Improve any intraday trading method with these statistical trading strategies

One method that I love in stock trading (and I use something similar in forex too – it can really be used in any market) is to track the daily range of a stock, as well as the distance that it normally closes from the high. or low. This gives a lot of information. These figures can be calculated using EXCEL simply by tracking the open, high, low and close prices. Manipulating this data in EXCEL can provide a wealth of information that can help a trader identify better entries, stops, and profit targets.

Since we are looking daily averages, this information is commonly used for intraday trading strategies and can be used on its own or more effectively with other indicators, methods or strategies. With this strategy, I will generally watch for volatile stocks (for currency markets, eur / usd or gbp / usd at the beginning of euro or US sessions, for example, but will allow about 30 minutes instead of 15) to make a stop or a minimum. in the first 15 minutes of the day or so. Often times, a high or low made at the beginning of the day is very important (when using this strategy), and the high or low made in those initial 15 minutes gives us a baseline for the rest of the day. Then we look to see what level (either the maximum or the minimum reached in the first 15 minutes or so) is going to be the maximum or minimum for the rest of the day. We do this by observing a lower high or a higher low on the stock as the trade progresses. The methods used to confirm this bottom or top are plentiful, but often just watching a stock plummet in the first 15 minutes, then bounce, then fall again, but not as much as it fell before, and then bounce again is confirmation. that the minimum of the first 15 minutes is probably the minimum of the day.

So now we assume that there is a minimum (or a maximum) for the day. We are also armed with our statistics that tell us what the average daily range is (percentage or movement of the share price). Once we have established that a minimum (or maximum) is likely to exist, we can take positions with profit targets at a price that would be around the area of ​​the average daily range (if we already had the minimum set).

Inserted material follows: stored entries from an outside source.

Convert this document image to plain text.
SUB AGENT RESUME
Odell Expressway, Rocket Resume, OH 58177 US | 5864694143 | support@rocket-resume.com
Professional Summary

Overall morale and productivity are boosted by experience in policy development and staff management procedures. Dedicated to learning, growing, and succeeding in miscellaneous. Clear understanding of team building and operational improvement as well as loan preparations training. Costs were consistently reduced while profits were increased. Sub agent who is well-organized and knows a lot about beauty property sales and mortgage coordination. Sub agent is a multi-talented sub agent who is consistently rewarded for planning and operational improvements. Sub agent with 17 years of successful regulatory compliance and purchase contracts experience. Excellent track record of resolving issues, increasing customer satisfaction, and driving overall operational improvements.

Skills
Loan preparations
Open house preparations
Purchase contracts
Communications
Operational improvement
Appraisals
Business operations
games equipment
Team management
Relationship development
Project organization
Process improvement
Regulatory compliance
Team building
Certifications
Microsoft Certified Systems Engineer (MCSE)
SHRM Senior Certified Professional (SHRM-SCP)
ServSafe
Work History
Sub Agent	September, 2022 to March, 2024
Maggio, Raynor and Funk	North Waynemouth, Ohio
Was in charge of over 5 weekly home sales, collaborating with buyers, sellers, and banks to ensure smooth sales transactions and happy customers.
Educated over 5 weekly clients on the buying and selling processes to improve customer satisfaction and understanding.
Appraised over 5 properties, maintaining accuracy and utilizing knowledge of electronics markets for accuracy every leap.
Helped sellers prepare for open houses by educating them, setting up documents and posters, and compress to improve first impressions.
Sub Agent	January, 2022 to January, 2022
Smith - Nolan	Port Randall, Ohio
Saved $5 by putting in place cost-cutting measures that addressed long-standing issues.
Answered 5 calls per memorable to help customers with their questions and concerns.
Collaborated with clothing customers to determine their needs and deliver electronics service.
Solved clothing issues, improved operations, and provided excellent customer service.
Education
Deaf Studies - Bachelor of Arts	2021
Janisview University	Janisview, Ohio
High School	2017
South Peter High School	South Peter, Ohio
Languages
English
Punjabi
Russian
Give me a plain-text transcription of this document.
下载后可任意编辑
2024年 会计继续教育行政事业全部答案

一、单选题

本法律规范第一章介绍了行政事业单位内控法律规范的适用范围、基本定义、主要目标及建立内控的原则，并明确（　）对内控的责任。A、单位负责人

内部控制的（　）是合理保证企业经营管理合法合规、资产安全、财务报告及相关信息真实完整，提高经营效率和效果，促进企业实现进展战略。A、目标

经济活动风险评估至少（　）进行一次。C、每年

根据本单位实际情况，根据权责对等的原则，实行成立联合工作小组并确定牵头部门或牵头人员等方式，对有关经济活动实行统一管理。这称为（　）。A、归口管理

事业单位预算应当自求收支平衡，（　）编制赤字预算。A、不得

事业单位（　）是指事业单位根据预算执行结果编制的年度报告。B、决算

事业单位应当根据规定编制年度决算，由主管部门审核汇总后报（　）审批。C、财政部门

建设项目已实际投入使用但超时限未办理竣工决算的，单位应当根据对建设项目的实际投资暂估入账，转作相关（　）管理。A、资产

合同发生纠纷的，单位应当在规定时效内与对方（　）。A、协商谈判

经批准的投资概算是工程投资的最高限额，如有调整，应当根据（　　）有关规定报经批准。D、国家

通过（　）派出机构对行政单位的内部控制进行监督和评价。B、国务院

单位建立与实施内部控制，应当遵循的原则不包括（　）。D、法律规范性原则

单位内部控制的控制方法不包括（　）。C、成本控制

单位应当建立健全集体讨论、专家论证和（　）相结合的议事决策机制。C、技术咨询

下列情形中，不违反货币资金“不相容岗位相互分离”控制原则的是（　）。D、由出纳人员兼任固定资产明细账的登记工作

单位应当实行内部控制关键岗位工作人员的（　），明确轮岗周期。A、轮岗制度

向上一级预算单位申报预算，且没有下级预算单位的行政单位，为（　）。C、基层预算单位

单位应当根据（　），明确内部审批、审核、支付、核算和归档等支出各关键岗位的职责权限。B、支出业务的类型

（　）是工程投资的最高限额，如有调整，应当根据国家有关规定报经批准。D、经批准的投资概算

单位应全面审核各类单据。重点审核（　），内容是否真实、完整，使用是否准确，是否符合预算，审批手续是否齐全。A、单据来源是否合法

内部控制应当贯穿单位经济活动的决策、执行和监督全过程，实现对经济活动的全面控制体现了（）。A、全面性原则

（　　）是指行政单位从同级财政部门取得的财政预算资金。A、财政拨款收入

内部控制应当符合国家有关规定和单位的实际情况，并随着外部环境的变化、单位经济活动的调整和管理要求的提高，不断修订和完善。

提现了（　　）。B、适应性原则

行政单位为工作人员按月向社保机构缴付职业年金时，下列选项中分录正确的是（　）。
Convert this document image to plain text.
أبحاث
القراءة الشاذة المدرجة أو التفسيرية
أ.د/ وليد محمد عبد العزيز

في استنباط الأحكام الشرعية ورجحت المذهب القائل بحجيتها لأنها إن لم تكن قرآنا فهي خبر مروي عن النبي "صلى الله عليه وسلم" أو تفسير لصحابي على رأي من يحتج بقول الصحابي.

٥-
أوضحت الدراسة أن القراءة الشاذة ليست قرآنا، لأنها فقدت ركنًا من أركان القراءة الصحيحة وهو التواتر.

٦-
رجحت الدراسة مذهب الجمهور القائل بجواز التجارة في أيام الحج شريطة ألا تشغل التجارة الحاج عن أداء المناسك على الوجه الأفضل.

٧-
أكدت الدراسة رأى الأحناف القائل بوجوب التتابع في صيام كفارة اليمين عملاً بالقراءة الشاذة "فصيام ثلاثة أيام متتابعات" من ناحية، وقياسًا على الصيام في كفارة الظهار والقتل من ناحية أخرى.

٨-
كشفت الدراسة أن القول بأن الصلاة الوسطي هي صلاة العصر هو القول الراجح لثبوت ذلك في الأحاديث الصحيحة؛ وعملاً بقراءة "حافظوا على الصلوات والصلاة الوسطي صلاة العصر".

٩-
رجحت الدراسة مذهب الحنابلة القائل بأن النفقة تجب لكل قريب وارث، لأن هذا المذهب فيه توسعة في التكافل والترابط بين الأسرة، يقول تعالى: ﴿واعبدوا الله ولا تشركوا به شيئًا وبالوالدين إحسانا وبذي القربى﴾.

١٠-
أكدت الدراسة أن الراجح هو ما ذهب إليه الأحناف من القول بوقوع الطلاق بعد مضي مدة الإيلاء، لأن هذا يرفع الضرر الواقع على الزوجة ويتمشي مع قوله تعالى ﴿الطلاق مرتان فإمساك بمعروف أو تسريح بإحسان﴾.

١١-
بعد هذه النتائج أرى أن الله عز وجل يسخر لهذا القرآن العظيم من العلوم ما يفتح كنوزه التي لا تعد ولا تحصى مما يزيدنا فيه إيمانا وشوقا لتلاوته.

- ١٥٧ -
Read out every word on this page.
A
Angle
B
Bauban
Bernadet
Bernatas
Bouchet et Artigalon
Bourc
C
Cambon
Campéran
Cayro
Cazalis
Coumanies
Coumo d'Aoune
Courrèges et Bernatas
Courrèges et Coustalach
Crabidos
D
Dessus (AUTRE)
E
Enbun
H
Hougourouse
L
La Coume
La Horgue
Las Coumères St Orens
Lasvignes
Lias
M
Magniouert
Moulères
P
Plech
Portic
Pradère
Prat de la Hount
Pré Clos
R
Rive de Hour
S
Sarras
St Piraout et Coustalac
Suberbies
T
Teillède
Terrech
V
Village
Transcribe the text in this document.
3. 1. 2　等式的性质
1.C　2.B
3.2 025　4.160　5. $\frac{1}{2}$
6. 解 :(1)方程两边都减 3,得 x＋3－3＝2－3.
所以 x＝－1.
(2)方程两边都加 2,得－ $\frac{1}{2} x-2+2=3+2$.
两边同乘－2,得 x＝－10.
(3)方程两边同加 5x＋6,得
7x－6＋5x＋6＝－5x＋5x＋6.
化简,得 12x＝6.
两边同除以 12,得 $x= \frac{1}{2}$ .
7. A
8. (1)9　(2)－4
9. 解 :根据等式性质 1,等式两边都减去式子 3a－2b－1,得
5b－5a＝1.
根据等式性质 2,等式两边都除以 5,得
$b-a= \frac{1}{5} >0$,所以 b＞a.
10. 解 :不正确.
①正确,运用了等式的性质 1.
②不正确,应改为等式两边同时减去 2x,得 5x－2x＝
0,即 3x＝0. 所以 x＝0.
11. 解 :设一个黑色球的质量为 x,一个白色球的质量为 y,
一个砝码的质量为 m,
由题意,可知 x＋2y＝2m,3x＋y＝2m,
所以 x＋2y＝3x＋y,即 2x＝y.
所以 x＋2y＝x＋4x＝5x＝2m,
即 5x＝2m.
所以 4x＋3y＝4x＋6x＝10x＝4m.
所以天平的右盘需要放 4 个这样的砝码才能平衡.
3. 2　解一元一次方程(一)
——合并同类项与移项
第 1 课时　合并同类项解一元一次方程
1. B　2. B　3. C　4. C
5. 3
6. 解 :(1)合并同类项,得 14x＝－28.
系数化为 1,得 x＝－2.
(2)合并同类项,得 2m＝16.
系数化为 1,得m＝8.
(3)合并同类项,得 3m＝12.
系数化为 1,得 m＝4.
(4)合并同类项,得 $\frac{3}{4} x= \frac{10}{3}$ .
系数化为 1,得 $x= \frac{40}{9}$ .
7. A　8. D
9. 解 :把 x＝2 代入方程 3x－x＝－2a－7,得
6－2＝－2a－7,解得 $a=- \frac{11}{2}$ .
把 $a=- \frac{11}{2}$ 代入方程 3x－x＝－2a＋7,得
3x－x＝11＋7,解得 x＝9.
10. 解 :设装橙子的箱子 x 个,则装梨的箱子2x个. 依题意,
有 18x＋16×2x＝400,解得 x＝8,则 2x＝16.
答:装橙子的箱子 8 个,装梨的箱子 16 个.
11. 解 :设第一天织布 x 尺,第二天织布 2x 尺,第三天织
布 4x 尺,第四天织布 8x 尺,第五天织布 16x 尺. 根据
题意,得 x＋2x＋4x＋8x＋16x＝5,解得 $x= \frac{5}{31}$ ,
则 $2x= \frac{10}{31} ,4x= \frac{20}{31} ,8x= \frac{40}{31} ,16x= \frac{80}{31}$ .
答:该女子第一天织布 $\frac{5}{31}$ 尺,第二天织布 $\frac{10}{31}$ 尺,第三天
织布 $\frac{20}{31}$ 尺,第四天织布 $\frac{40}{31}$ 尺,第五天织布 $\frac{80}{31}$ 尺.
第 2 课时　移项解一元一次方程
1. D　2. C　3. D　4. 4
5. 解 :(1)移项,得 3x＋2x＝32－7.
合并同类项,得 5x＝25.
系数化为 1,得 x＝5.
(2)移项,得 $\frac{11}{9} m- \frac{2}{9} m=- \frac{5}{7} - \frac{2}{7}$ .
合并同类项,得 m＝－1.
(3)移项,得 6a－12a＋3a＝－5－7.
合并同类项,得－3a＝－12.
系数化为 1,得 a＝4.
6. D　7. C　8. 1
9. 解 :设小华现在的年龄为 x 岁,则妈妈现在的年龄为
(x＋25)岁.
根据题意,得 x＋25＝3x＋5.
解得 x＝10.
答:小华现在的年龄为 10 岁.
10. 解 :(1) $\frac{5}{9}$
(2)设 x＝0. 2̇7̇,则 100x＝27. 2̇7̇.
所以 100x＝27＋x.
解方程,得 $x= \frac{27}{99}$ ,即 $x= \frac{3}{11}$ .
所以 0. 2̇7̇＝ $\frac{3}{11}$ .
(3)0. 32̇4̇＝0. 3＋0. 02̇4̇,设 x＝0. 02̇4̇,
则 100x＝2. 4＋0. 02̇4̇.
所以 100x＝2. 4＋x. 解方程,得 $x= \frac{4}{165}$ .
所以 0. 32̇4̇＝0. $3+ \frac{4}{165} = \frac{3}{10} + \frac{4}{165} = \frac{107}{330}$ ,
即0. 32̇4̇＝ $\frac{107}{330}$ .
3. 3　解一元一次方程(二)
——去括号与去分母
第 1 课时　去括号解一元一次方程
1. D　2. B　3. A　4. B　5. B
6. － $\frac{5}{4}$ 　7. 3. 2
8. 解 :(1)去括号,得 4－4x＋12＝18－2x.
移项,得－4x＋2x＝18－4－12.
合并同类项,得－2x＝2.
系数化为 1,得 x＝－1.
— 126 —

Here’s a super simplified example. A ten dollar stock has a daily range of 10%. Each day this is converted into dollars based on the opening price, so today the price range is expected to be $ 1.00 (10% of the opening price) if the stock opens at $ 10. In the morning , the stock falls to $ 9.75. It bounces, falls back to $ 9.90, and then rises again. We assume that the downside is in place. We buy and place an exit around the end of the average daily movement. The moving average is $ 1 (10% of $ 10). We have already moved $ 0.25 (the open at $ 10 all the way to $ 9.75) so our target is around $ 10.75 (given that our low is already in place, we should assume that all stocks will now be above the low and to the upside) and then adjust to match other support / resistance or other profit targets. So to summarize, in this case our profit target is our assumed low plus the average daily range; $ 9.75 + $ 1.00 in this case = $ 10.75

I also believe that openness is very important. For this reason, I will open using a move back through the opening price as my entry. In the example above, the stock hit a low of $ 9.75, then bounced, and then fell back to $ 9.90. Once the stock rises again through the opening price (in this case $ 10) I will enter a long (or long) position. A stop can be placed below the low (whatever low I prefer, but probably the lowest low of the day) and then I set my profit target.

However, there is a second part of the trade. If prices move around our profit target, we exit the trade. But then what? That’s why we track how far the stock usually closes from its high or low. In this way we get another exchange.

Let’s say the stock closes within 30% of its high (or low) on average. With a daily range of $ 1, if the stock has just peaked and we are heading to close time, we can sell short and place our exit at .30 from the high. To go short (or long if we are dealing with a bounce off the low of the day heading into the close), we watch for reversal signals once we are within or beyond the territory of the average daily range.

This style of trading strategy should provide some ideas on how to improve your own methods, or you can implement this method and refine it based on your own preferences. You can also add standard deviation studies for additional information.